TOKYO (Reuters) - Mizuho Financial Group (8411.T) did not intentionally cover-up loans to “yakuza” mobsters, an outside panel said on Monday, a verdict that increases the likelihood Japan’s second-biggest bank by assets will escape serious penalty over the scandal.
Mizuho said its president and CEO, Yasuhiro Sato, would keep his job but have his pay suspended for six months. While that should allow him to resume his efforts to unify the fractious “megabank” and improve its governance, Mizuho faces an uphill battle in catching up with its expanding peers.
“It’s extremely regrettable that we failed to do enough to eliminate transactions with anti-social forces,” Sato told a news conference, using a common euphemism for organized crime. “I would like to apologize from the bottom of my heart for causing confusion.”
The external panel of lawyers hired by Mizuho said in a report that Mizuho’s management was lax in its handling of the loans to gangsters, but did not intentionally mislead regulators with an initial false report on the extent of the problem.
“We can say there is no possibility” of a cover-up by the bank, said panel leader Hideki Nakagome, announcing the results of the three-week investigation.
Finance Minister Taro Aso withheld judgment on the report and Mizuho’s response, but people familiar with the matter have said the Financial Services Agency, which Aso heads, was unlikely to impose further penalties on the bank as the panel did not find intentional evasion.
But Mizuho is not off the hook yet.
While the bank wants to move beyond the scandal, some members of parliament have called for Sato to testify on the affair and, people familiar with the matter say the FSA is under pressure to appear tough, as questions arise over why it did not uncover the shady loans earlier.
In the latest scandal involving a major Japanese company’s ties to the underworld, regulators disclosed in late September that Mizuho had learned in late 2010 of the $2 million in mob loans. The 230 small transactions, mostly car loans, were made by Mizuho consumer-finance affiliate Orient Corp (8585.T) and were among bulk loans the bank later bought from Orient.
The FSA last month ordered Mizuho to improve business practices after the bank did almost nothing about the mob lending for more than two years.
Mizuho initially said that knowledge of the loans went only as far as the bank’s compliance officers, but days later the bank acknowledged that the transactions had been reported to top officials, including Sato, at board meetings.
Sato said he had been “in a position to know” about the mob loans but had not noticed them.
The panel of lawyers said there was no intention to cover up the responsibility of the top management from the FSA or malfeasance in keeping the mob loans after discovering them.
The bank failed to “recognize the gravity” of dealing with organized crime and failed to consider the loans as the bank’s own, even though it had bought them from Orient, the panel said.

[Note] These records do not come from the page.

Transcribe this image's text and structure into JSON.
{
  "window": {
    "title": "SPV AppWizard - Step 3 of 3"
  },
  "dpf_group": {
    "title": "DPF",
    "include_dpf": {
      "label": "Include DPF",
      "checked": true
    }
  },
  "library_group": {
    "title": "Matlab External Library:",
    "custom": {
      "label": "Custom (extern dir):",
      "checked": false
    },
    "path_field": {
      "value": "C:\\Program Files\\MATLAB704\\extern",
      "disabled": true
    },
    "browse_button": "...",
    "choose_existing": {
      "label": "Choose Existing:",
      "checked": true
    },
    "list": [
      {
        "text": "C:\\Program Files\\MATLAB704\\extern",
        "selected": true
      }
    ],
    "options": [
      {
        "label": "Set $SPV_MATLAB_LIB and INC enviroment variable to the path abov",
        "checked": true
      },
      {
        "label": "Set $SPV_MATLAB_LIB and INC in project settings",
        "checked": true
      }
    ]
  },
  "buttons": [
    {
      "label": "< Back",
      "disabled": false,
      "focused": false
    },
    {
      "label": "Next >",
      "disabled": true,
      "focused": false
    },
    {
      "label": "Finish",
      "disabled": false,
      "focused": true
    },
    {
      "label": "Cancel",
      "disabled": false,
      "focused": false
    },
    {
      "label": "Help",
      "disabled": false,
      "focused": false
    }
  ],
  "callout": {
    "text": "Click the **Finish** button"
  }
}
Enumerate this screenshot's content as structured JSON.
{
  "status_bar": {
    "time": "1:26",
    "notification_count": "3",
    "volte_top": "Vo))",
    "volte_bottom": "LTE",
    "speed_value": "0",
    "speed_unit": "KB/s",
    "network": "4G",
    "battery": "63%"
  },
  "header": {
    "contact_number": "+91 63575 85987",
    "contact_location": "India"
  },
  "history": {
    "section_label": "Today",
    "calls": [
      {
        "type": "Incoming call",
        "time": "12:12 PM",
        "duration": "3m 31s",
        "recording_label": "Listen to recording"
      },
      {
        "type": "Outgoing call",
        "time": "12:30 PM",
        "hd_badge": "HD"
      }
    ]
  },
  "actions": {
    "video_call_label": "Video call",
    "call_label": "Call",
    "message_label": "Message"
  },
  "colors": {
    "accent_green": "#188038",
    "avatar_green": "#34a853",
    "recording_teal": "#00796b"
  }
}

In addition, the panel said, the bank was preoccupied with addressing a massive technical-systems failure in the wake of a March 2011 earthquake and tsunami. That prevented management from prioritizing the need to break ties with mobsters, it said.
The scandal hit Mizuho just as it was seeking to improve its corporate governance and accelerate growth, especially in overseas markets.
Mizuho’s financial ties to mobsters were “an extremely serious problem and the bank needs to make sure it won’t happen again,” Finance Minister Aso told reporters. He said the regulator would carefully review the panel’s report in deciding what, if any, further action to take.
While Sato kept his job, Takashi Tsukamoto resigned as chairman of Mizuho’s core banking unit, while remaining chairman of the holding company. The company imposed pay cuts on 42 executives and will ask 12 former employees to return some of their compensation.
The scandal, in addition to showing the pervasive reach of crime syndicates and other underworld elements throughout Japan Inc, highlighted the lapses in corporate governance that Sato himself has been struggling to fix.
The bank, 13 years after its formation in a merger during Japan’s financial crisis, remains riven by factions associated with its legacy banks: the Industrial Bank of Japan, Dai-Ichi Kangyo Bank and Fuji Bank.
Sato denied that the poor level of corporate governance was a hangover from the three-way merger. But the tussling fiefdoms have fostered a culture of protecting turf and refraining from taking broad responsibility for problems, Mizuho bankers say.
As a result of this disunity and other factors, the company has failed to match its main competitors, Mitsubishi UFJ Financial Group (8306.T) and Sumitomo Mitsui Financial Group (8316.T), in key measures of profitability.
Even if Mizuho escapes the mob scandal without crippling penalties, it may find itself constrained.
“I don’t think Japanese regulators will willingly approve overseas acquisitions by Mizuho for a while, given the scandal,” said a financial industry analyst in Tokyo, who declined to be named given the sensitivity of the matter.
Sato denied that Mizuho lagged its rivals in international operations. But, he acknowledged, “For the past month, I have not been able to make overseas trip at all, so there has is an impact on what the expansion I am promoting with my top-level counterparts overseas.”